Это напоминание о его вмешательстве в мою жизнь почему то уже не вызывало такое раздражение, как раньше.

— Ну, хоть какой-то толк от этой слежки, а?

Проигнорировав последнее замечание, он сказал:

— Наряды для тебя в гардеробах.

— В гардеробах — во множественном числе?

— Естественно.

— О. И кто выбирал эту одежду?

— Стилист. Если тебе что-то понадобится, она будет ждать твоего звонка.

Рядом с экстравагантной приветственной цветочной композицией я заметила кожаную папку и несколько подарочных коробочек. Папка содержала набор кредиток и список телефонов Ковалева, управляющего имением, конюшни, моего стилиста, горничной, кухни.

— Мне дождаться Пахана, чтобы открыть подарки?

Севастьян поднял брови:

— Что-то мне подсказывает, что скоро прибудут новые.

В первой коробке лежал смартфон, который словно был прислан из будущего. Я на неделю раньше могу позвонить Джесс, чтобы уверить в том, что я жива, и, в конце концов, смогу связаться с мамой. Правда я понятия не имела, что ей сказать.

Другие коробки — из таких магазинов, как Картье, Гарри Винстон, Микимото и Бучелатти — были полны сверкающих драгоценностей: короткое ожерелье из трёх нитей жемчуга, сапфировые серьги, цепочка с изумрудным кулоном и браслетом в комплекте. Этот браслет был таким массивным и крепким, что с его помощью я могла отбивать даже пули, как какая-нибудь Супер-женщина.

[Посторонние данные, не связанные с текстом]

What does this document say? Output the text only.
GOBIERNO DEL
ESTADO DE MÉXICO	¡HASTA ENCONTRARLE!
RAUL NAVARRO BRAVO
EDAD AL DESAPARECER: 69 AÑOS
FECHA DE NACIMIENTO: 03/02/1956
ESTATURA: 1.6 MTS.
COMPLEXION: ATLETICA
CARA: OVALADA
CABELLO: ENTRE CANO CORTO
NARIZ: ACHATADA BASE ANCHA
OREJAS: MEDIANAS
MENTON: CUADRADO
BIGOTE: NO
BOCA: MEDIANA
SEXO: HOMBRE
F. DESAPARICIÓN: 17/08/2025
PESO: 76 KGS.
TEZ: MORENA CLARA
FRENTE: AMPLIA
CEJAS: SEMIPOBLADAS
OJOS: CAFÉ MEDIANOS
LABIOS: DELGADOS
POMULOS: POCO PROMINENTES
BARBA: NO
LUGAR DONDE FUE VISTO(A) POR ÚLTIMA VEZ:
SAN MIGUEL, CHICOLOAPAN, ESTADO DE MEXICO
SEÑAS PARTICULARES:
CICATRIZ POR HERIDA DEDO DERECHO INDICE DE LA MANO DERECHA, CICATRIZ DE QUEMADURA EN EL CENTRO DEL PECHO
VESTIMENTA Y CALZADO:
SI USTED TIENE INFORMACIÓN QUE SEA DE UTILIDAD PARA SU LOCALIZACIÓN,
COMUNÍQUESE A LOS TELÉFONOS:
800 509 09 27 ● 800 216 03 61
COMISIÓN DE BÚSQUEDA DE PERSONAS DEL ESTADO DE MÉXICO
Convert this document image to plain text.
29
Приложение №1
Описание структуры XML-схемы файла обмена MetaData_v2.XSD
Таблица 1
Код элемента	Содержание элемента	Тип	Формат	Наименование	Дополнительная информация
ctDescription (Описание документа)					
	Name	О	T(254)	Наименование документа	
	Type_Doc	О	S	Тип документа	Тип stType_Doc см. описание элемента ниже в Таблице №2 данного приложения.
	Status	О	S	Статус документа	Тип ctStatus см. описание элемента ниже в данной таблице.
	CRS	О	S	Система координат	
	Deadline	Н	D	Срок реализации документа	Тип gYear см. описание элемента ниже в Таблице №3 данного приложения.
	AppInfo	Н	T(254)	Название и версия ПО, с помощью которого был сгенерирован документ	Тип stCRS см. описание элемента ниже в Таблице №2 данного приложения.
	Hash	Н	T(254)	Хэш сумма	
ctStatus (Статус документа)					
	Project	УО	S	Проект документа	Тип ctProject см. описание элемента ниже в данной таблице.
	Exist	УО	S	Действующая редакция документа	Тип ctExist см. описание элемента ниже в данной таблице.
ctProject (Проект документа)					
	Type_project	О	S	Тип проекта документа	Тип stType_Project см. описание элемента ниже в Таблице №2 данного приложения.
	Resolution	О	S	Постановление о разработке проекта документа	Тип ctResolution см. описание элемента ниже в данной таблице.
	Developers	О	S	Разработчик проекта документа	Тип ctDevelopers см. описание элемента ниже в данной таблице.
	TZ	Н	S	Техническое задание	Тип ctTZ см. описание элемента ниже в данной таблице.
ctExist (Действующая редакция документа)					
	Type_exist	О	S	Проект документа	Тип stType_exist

Повернувшись к Севастьяну, я пошутила:

— Должно быть, драгоценностей здесь на миллион долларов.

Когда он поднял ладони в жесте "ну что тут поделаешь?”, я вскричала:

— О, Боже. Так и есть! — и судорожно вздохнула. Эта ситуация была слишком дикой — переполняющей. Я живу во дворце. Я действительно не пойду завтра в университет, вместо этого стану играть в шахматы со своим отцом-миллиардером.

Это была моя "новая жизнь" на "обозримое будущее".

Я подошла к балконным дверям и распахнула их, чтобы впустить немного свежего воздуха. Стоя там, я любовалась, как туман опускался на ухоженные сады, и по всему поместью начали зажигаться фонари.

Севастьян присоединился ко мне, подойдя к балконным перилам. И меня вновь захлестнуло ощущением близости. Но он оставался совершенно холоден.

— Что это за строение? — спросила я, указывая на двухэтажный особняк, расположенный по диагонали от нашего крыла. Как и в случае с озерным павильоном, архитектура и цвета, использованные в оформлении, сочетались с главным зданием. Рядом был припаркован блестящий черный мерседес, похожий на тот, который Севастьян арендовал в Линкольне.

— Мой дом, — ответил он.

— Ты живёшь здесь?

— Da. Хотя у меня есть квартира и в Москве, — тон его ответа без сомнения намекал на мой комментарий об обыске его комнаты — и других вещах. Например, о наблюдении за тем, как он будет мастурбировать.

Я сглотнула, вглядываясь в его лицо, этот мужчина вызывал столько вопросов. О чём он сейчас думает? Как он получил этот сексуальный шрам на губах? Кто сломал ему нос?

Целовал ли хоть кто-нибудь эту слегка неровную переносицу?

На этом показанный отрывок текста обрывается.